Similarly, an increase or decrease in the youth population can also affect the stock market. The youth are often touted as drivers of the economy due to their high consumption patterns. However, they are also more volatile in their investments as compared to older investors. This sentiment plays a crucial role in stock market performance and changes in the Sensex and Nifty indexes [3]. On the other hand, an aging population may negatively affect the stock market, as older individuals tend to save more and spend less, leading to reduced demand for certain goods and services. However, this trend could also be reversed, with the growing demand for healthcare services, specifically targeted for the elderly population, leading to increased investment in healthcare-related companies and consequently the stock market. Migration patterns also play a crucial role in determining the Sensex and Nifty values, with growth in urban areas leading to increased demand for housing and infrastructure, offering investment opportunities in real estate, and construction industries. Subsequently, the stock market performance is positively impacted.

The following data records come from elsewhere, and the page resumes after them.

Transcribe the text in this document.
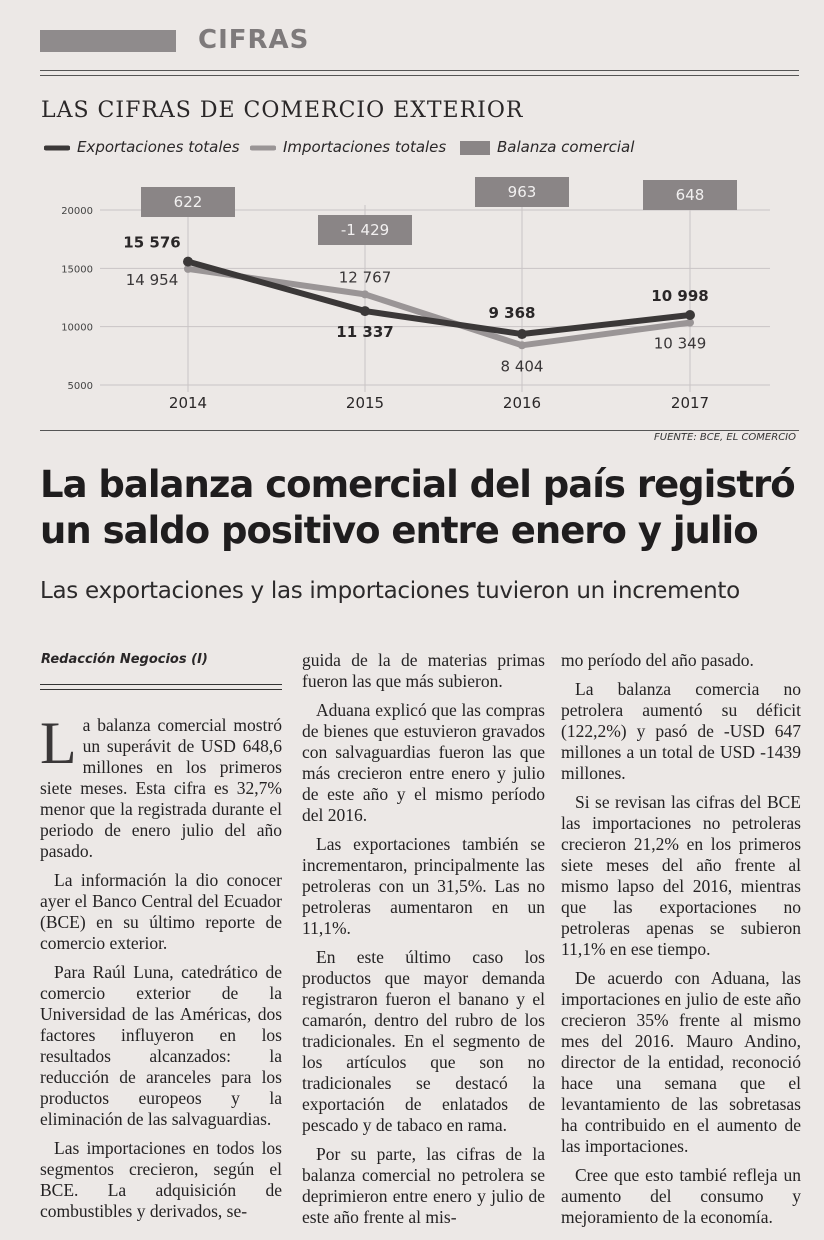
CIFRAS
LAS CIFRAS DE COMERCIO EXTERIOR
Exportaciones totales	Importaciones totales	Balanza comercial
20000
15000
10000
5000
2014	2015	2016	2017
622
-1 429
963	648
15 576
11 337
9 368
10 998
14 954	12 767
8 404
10 349
FUENTE: BCE, EL COMERCIO
La balanza comercial del país registró un saldo positivo entre enero y julio
Las exportaciones y las importaciones tuvieron un incremento
Redacción Negocios (I)

La balanza comercial mostró un superávit de USD 648,6 millones en los primeros siete meses. Esta cifra es 32,7% menor que la registrada durante el periodo de enero julio del año pasado.

La información la dio conocer ayer el Banco Central del Ecuador (BCE) en su último reporte de comercio exterior.

Para Raúl Luna, catedrático de comercio exterior de la Universidad de las Américas, dos factores influyeron en los resultados alcanzados: la reducción de aranceles para los productos europeos y la eliminación de las salvaguardias.

Las importaciones en todos los segmentos crecieron, según el BCE. La adquisición de combustibles y derivados, se-

guida de la de materias primas fueron las que más subieron.

Aduana explicó que las compras de bienes que estuvieron gravados con salvaguardias fueron las que más crecieron entre enero y julio de este año y el mismo período del 2016.

Las exportaciones también se incrementaron, principalmente las petroleras con un 31,5%. Las no petroleras aumentaron en un 11,1%.

En este último caso los productos que mayor demanda registraron fueron el banano y el camarón, dentro del rubro de los tradicionales. En el segmento de los artículos que son no tradicionales se destacó la exportación de enlatados de pescado y de tabaco en rama.

Por su parte, las cifras de la balanza comercial no petrolera se deprimieron entre enero y julio de este año frente al mis-

mo período del año pasado.

La balanza comercia no petrolera aumentó su déficit (122,2%) y pasó de -USD 647 millones a un total de USD -1439 millones.

Si se revisan las cifras del BCE las importaciones no petroleras crecieron 21,2% en los primeros siete meses del año frente al mismo lapso del 2016, mientras que las exportaciones no petroleras apenas se subieron 11,1% en ese tiempo.

De acuerdo con Aduana, las importaciones en julio de este año crecieron 35% frente al mismo mes del 2016. Mauro Andino, director de la entidad, reconoció hace una semana que el levantamiento de las sobretasas ha contribuido en el aumento de las importaciones.

Cree que esto tambié refleja un aumento del consumo y mejoramiento de la economía.
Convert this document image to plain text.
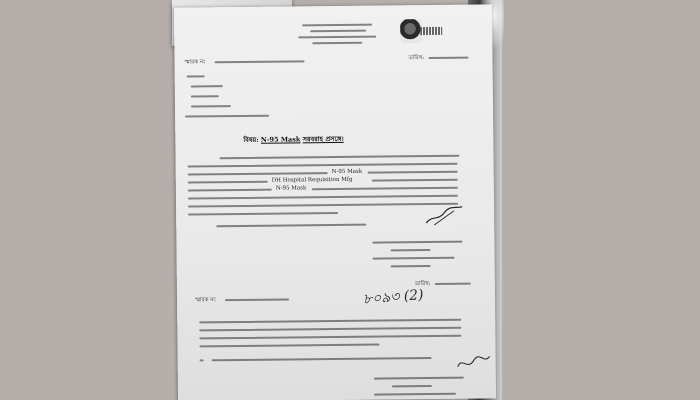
স্মারক নং
তারিখ:
বিষয়: N-95 Mask সরবরাহ প্রসঙ্গে।
N-95 Mask
DH Hospital Requisition Mfg
N-95 Mask
স্মারক নং	৮০৯৩ (2)
তারিখ:
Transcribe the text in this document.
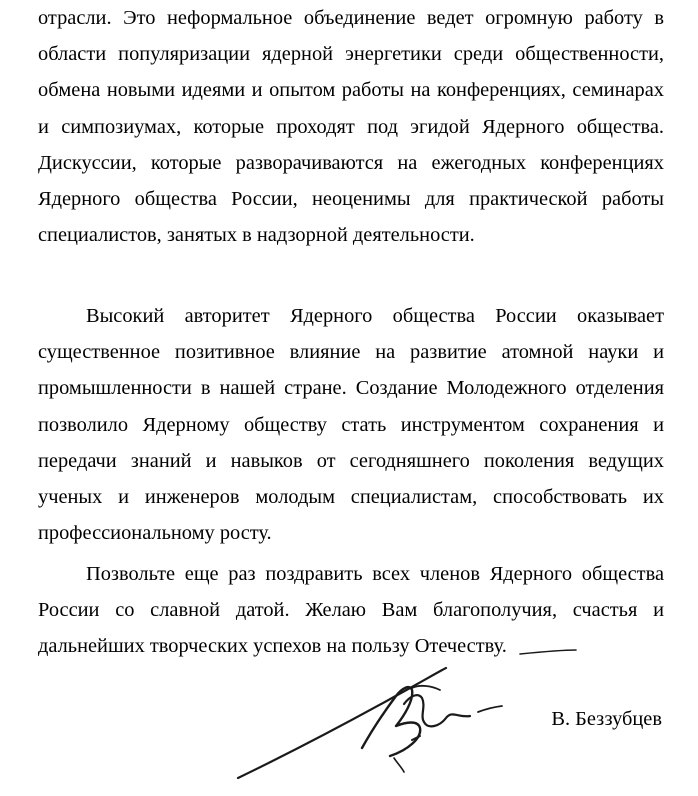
отрасли. Это неформальное объединение ведет огромную работу в области популяризации ядерной энергетики среди общественности, обмена новыми идеями и опытом работы на конференциях, семинарах и симпозиумах, которые проходят под эгидой Ядерного общества. Дискуссии, которые разворачиваются на ежегодных конференциях Ядерного общества России, неоценимы для практической работы специалистов, занятых в надзорной деятельности.

Высокий авторитет Ядерного общества России оказывает существенное позитивное влияние на развитие атомной науки и промышленности в нашей стране. Создание Молодежного отделения позволило Ядерному обществу стать инструментом сохранения и передачи знаний и навыков от сегодняшнего поколения ведущих ученых и инженеров молодым специалистам, способствовать их профессиональному росту.

Позвольте еще раз поздравить всех членов Ядерного общества России со славной датой. Желаю Вам благополучия, счастья и дальнейших творческих успехов на пользу Отечеству.

В. Беззубцев
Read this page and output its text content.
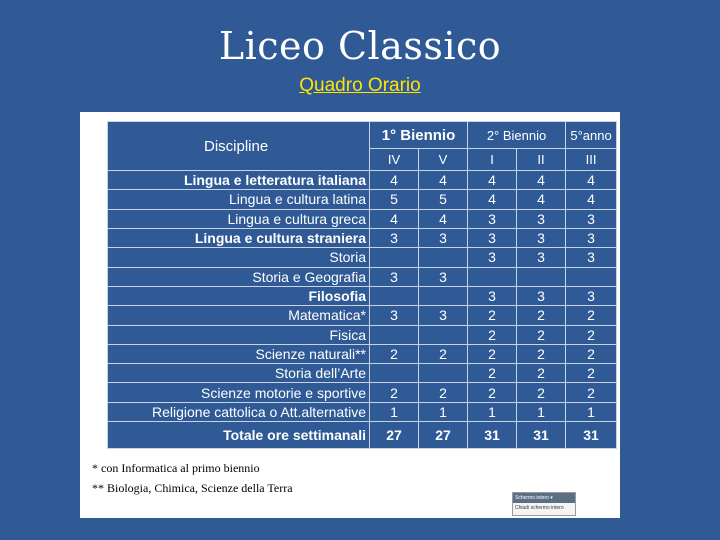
Liceo Classico
Quadro Orario
Discipline	1° Biennio		2° Biennio		5°anno
	IV	V	I	II	III
Lingua e letteratura italiana	4	4	4	4	4
Lingua e cultura latina	5	5	4	4	4
Lingua e cultura greca	4	4	3	3	3
Lingua e cultura straniera	3	3	3	3	3
Storia			3	3	3
Storia e Geografia	3	3			
Filosofia			3	3	3
Matematica*	3	3	2	2	2
Fisica			2	2	2
Scienze naturali**	2	2	2	2	2
Storia dell’Arte			2	2	2
Scienze motorie e sportive	2	2	2	2	2
Religione cattolica o Att.alternative	1	1	1	1	1
Totale ore settimanali	27	27	31	31	31
* con Informatica al primo biennio
** Biologia, Chimica, Scienze della Terra
Schermo intero ▾
Chiudi schermo intero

Population research plays an integral role in shaping how we understand economic trends and development. In turn, economic indicators such as the Sensex and Nifty indexes reflect the impact of demographic trends on the stock market. By understanding how population research and stock market indexes interact, investors and policy-makers can make informed decisions that have a positive impact on the economy [4]. The youth population's contribution to consumption patterns and the demand for specific goods and services can positively impact the stock market, while the aging population's impact can be mixed. Finally, migration patterns could positively impact the stock market as increased urbanization leads to growth in the construction and real estate sectors. Understanding these demographic trends can provide insights and assist investors and policymakers in making informed decisions. The relationship between population research and the stock market can lead to better-informed decisions that contribute to the overall growth and prosperity of the economy.